A great leap backwards
When Jim Bolger's National government took power in New Zealand last October, it set about undoing a piece of Labour legislation which feminists had described as "one small progressive glimmer in the gloom of Labour's economic and industrial policy".
This was the 1990 Employment Equity Act, which was aimed at ensuring pay equity and equal opportunity for women. New Zealand Human Rights Commissioner Rae Julian described the reversal as a "great leap backwards"; others commented that it was another international "first" for New Zealand social policy, though hardly one to be proud of.
The latest issue of the New Zealand magazine Race Gender Class comments that, though compromised and cumbersome, the act promised to be more effective than overseas legislation in eventually delivering equal pay, for two reasons.

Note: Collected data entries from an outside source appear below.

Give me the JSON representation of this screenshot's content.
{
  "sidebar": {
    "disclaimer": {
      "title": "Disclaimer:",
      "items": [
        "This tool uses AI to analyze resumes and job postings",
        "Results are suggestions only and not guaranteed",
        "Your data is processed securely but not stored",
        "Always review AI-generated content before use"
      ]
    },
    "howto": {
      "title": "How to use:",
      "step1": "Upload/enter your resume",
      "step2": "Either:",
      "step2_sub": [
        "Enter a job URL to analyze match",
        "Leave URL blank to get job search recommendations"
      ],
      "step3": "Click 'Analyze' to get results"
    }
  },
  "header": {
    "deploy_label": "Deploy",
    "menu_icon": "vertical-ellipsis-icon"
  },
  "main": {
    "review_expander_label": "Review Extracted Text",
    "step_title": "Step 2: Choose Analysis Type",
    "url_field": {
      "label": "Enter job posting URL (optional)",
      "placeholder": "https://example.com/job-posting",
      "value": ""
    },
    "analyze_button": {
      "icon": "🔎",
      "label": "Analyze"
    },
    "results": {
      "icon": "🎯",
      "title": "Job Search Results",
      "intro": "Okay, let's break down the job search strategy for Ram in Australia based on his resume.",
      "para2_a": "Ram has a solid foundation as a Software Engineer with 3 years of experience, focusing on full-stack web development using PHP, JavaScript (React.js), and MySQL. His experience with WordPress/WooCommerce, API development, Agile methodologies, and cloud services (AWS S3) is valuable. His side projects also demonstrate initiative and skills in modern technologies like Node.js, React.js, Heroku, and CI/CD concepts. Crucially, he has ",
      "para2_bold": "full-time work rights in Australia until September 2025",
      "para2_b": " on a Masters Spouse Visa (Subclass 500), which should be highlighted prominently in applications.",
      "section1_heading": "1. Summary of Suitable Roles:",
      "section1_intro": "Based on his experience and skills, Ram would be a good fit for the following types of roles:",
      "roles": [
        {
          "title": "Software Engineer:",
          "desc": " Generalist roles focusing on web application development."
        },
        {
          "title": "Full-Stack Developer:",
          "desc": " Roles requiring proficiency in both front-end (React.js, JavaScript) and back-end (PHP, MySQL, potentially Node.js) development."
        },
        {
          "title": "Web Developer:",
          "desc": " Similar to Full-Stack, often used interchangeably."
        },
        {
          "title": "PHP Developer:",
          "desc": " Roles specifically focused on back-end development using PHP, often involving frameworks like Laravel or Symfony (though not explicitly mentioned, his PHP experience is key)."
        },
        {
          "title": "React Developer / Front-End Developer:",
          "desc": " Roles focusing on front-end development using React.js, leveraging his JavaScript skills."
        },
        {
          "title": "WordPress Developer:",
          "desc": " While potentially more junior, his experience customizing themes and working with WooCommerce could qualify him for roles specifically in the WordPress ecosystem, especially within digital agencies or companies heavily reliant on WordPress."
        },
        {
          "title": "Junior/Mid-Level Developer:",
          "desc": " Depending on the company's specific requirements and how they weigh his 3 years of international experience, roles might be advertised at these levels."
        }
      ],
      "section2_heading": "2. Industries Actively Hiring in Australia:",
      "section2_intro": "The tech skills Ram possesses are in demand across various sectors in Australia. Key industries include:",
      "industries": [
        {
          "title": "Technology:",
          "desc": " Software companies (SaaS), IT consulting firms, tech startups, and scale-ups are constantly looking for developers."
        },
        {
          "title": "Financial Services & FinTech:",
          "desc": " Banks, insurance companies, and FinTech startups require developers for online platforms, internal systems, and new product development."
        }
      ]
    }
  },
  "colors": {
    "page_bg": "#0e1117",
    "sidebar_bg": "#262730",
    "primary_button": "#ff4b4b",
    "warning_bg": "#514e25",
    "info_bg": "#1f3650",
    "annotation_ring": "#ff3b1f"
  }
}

"Firstly, it allowed for group claims, not just for individuals as in Britain. Assessments could be applied to all women working in an occupation. Secondly, the New Zealand system of centralized industrial bargaining, like the Australian, was designed to apply negotiated award rates widely. Award rates adjusted for pay equity could actually deliver wage justice into the pockets of large numbers of low-paid women."
Now, that centralised system, which had kept typical "women's work" jobs at least better protected and better paid than in other comparable countries, is being dismantled. Notes Race Gender Class: "The repeal of the Employment Equity Act and the fragmentation of union protection through enterprise agreements and individual contracts is a major attack on women workers".
With the act's repeal, a series of "comparative worth" cases being prepared for evaluation will lapse. The 1990 legislation allowed for an independent agency which would compare typical women's jobs with typically male jobs in terms of their requirements for skill, responsibility, effort and conditions. Adjustment to wage rates could then be made through the system of national awards.
While the legislation had been watered down by compromises made under employer pressure, it was greeted as a great achievement by women, and women unionists in particular.
RGC outlines the process that opened up once the independent agency — the Employment Equity Commission — opened shop:
To ensure initial success, first claims had to be for small, and precisely definable groups clearly undervalued in comparison to the male occupations chosen. Most of the comparable male jobs were from the public sector, where precise information on actual rates and conditions was most easily obtained.
The first to file was the Nurses Union, which argued that practice nurses, the least unionised award group, could be compared to uniformed branch police and environmental health officers.
The New Zealand Clerical Workers Union compared medical receptionists with university caretakers and hospital electrical workers. The Distribution Workers claimed that department store cosmetics salespeople could be compared to spare auto-parts salespeople. Supermarket checkout supervisors could be compared with hospital head orderlies. These claims, and the Employment Equity Commission itself, will lapse.
At least, says RGC, the concept of pay equity did become a reality in legislation, however briefly. "That is a political advance and has increased the expectations of many women. For the unionists and feminists actively involved, it is back to campaign tactics."